The expansive plains and soft hillsides with freshly harvested grain gently rose in elevation and soon we were amongst the clouds and snow reaching our highest elevation of 5,440mts.
It was so lovely seeing the yaks grazing on the pastures, but to learn from the nomads that they are unable to graze in their traditional highlands any more is disturbing.
It seems like we’ve entered sheep territory and I was so delighted to see so many sheep. Their minders stood guard in the cold wind and bright sun in the dry air. I wondered what it would be like to be the guardian of sheep across this harsh and ever changing landscape.

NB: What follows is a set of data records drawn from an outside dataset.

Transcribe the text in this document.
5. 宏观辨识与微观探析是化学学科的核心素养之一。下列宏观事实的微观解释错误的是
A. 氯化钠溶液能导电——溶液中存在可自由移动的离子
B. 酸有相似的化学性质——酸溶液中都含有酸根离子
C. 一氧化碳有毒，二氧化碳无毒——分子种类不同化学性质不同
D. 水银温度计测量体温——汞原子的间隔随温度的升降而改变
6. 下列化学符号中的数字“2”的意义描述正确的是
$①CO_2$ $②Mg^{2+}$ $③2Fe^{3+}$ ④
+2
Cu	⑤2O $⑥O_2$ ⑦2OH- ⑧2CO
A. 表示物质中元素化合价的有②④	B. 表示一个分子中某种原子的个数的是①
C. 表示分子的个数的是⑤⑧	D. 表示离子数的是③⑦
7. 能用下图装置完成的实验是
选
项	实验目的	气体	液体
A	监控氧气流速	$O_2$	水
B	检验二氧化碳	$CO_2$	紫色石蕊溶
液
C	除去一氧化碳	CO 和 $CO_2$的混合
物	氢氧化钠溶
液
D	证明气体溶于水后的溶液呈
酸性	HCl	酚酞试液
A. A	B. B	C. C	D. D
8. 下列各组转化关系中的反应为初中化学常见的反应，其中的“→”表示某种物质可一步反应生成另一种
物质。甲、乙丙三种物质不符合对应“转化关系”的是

The road for the day was really good until we came upon some construction. Usually when you come to the place that the paving machine is working you have to wait until knock off at the end of the day to pass, but we were so fortunate that Penny was so adored by the site manager that he organized for work to stop and all the equipment to be moved to the side so we could pass. We were incredibly fortunate to have this happen to us twice, but the third time we were re-routed off-piste to a rather less comfortable dirt track. It was kinda fun though not really knowing where we were going and passing through the buildings of small villages hoping we would come to a more defined track soon. We did. J
The mountainous landscape was fascinating; especially the rather thin top layer of soil and nutrient and very low vegetation that seemed like it was buttered over the rock underneath. Wherever there were roadworks it was replaced in slabs in a very similar fashion to the turf at home. It looked like it would have to be pretty hardy though, as it looked like the rainfall here would be pretty low.

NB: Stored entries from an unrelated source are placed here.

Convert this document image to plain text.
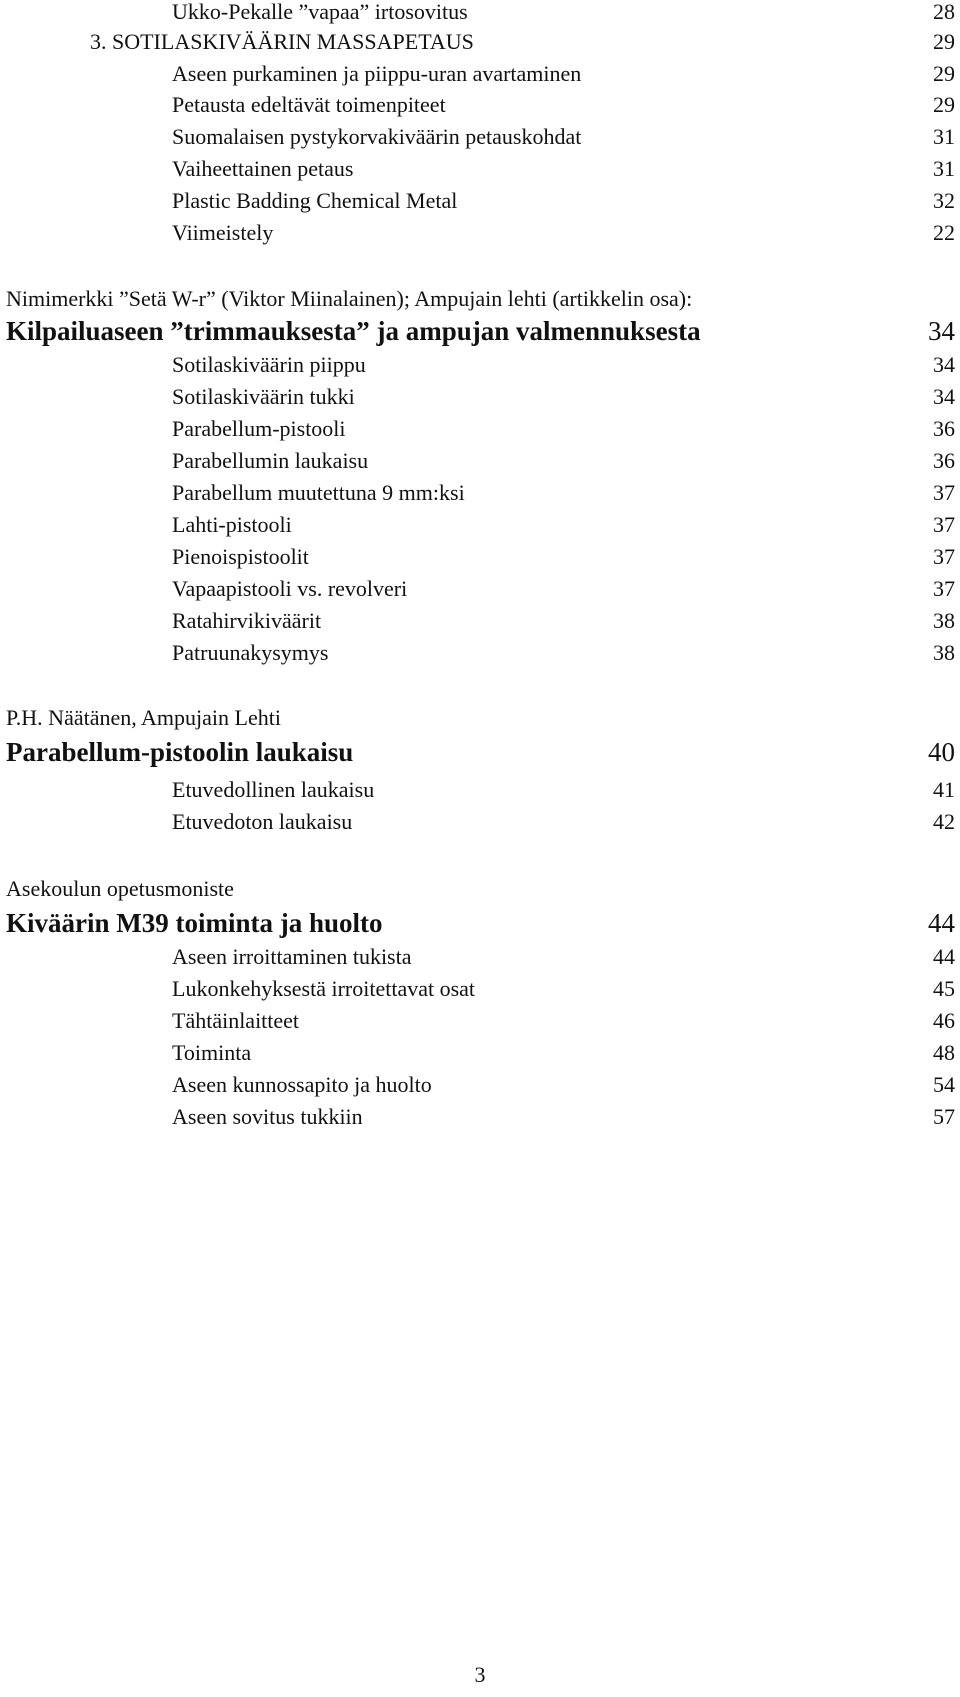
Ukko-Pekalle ”vapaa” irtosovitus	28
3. SOTILASKIVÄÄRIN MASSAPETAUS	29
Aseen purkaminen ja piippu-uran avartaminen	29
Petausta edeltävät toimenpiteet	29
Suomalaisen pystykorvakiväärin petauskohdat	31
Vaiheettainen petaus	31
Plastic Badding Chemical Metal	32
Viimeistely	22
Nimimerkki ”Setä W-r” (Viktor Miinalainen); Ampujain lehti (artikkelin osa):
Kilpailuaseen ”trimmauksesta” ja ampujan valmennuksesta	34
Sotilaskiväärin piippu	34
Sotilaskiväärin tukki	34
Parabellum-pistooli	36
Parabellumin laukaisu	36
Parabellum muutettuna 9 mm:ksi	37
Lahti-pistooli	37
Pienoispistoolit	37
Vapaapistooli vs. revolveri	37
Ratahirvikiväärit	38
Patruunakysymys	38
P.H. Näätänen, Ampujain Lehti
Parabellum-pistoolin laukaisu	40
Etuvedollinen laukaisu	41
Etuvedoton laukaisu	42
Asekoulun opetusmoniste
Kiväärin M39 toiminta ja huolto	44
Aseen irroittaminen tukista	44
Lukonkehyksestä irroitettavat osat	45
Tähtäinlaitteet	46
Toiminta	48
Aseen kunnossapito ja huolto	54
Aseen sovitus tukkiin	57
3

We’ve had the highest pass of our trip. 5440mts. Shuga La pass. Penny did sooooo well. We were a bit uncertain about whether to take the planned route, due to conflicting information regarding the condition of the road; snow; and the actual altitude with our GPS being 140mts higher than the signed height.. … but both of us being as bold as we are, we decided to give it a go. I was calling out every 100mts in altitude and Max was keeping Penny filled with fuel and gently coaxing her to suck in as much air as she could! We made it! It was such a spectacular drive and I’m so glad we decided to take that route.
We visited a really authentic and beautiful monastery – the Sakya Monastery in the village of Sa’gya. This is the Sakya sect, one of the main sects of Buddhism. One of the ways to identify this sect is the colour of the homes in the region and of the temple and monastery, which are painted with a black ore from the surrounding hillsides.
I was drawn into there by the sounds reminiscent of my visits to Bhutan, where the monks played these century old wind instruments; Tibetan horns; which could be described as discordant, but I actually find it quite beautiful. It’s hard to explain, but the sound produced by blowing every ounce of breath into a 3 metre long tube of brass is so unique, and always reminds me of the deeply spiritual nature Buddhism in this region of the world.
Our guide showed us inside the temple which was so interesting with it’s statues; large wooden tree trunks as main building supports; but the most interesting for me was the extensive collection of ancient texts. 84,000 scriptures lined the rear walls of the temple. Silk embroidered fabric faced the facing edge of each block of text, and they were stacked 10mts high. These sacred texts were written between the 11th and 16th century. It was fascinating to learn that in the making of the paper, specific poisonous plants were used to prevent the mice from eating the paper. Astounding that such a collection of ancient spiritual writings are still in existence today.
We were privileged to see the young monks learning how to draw and paint mandalas; and it was really lovely to hear the young monks learning their instruments in the outdoor courtyard.
I really enjoyed the visit to this monastery.
Tibet is wonderful. I can’t keep up with my journal posts.. but my next one will be on Qomolongma; Mt Everest. Oh my goodness. As it came into view I gasped and was so caught by surprise coming around the corner and seeing the Himalayas standing boldly in the morning sunlight.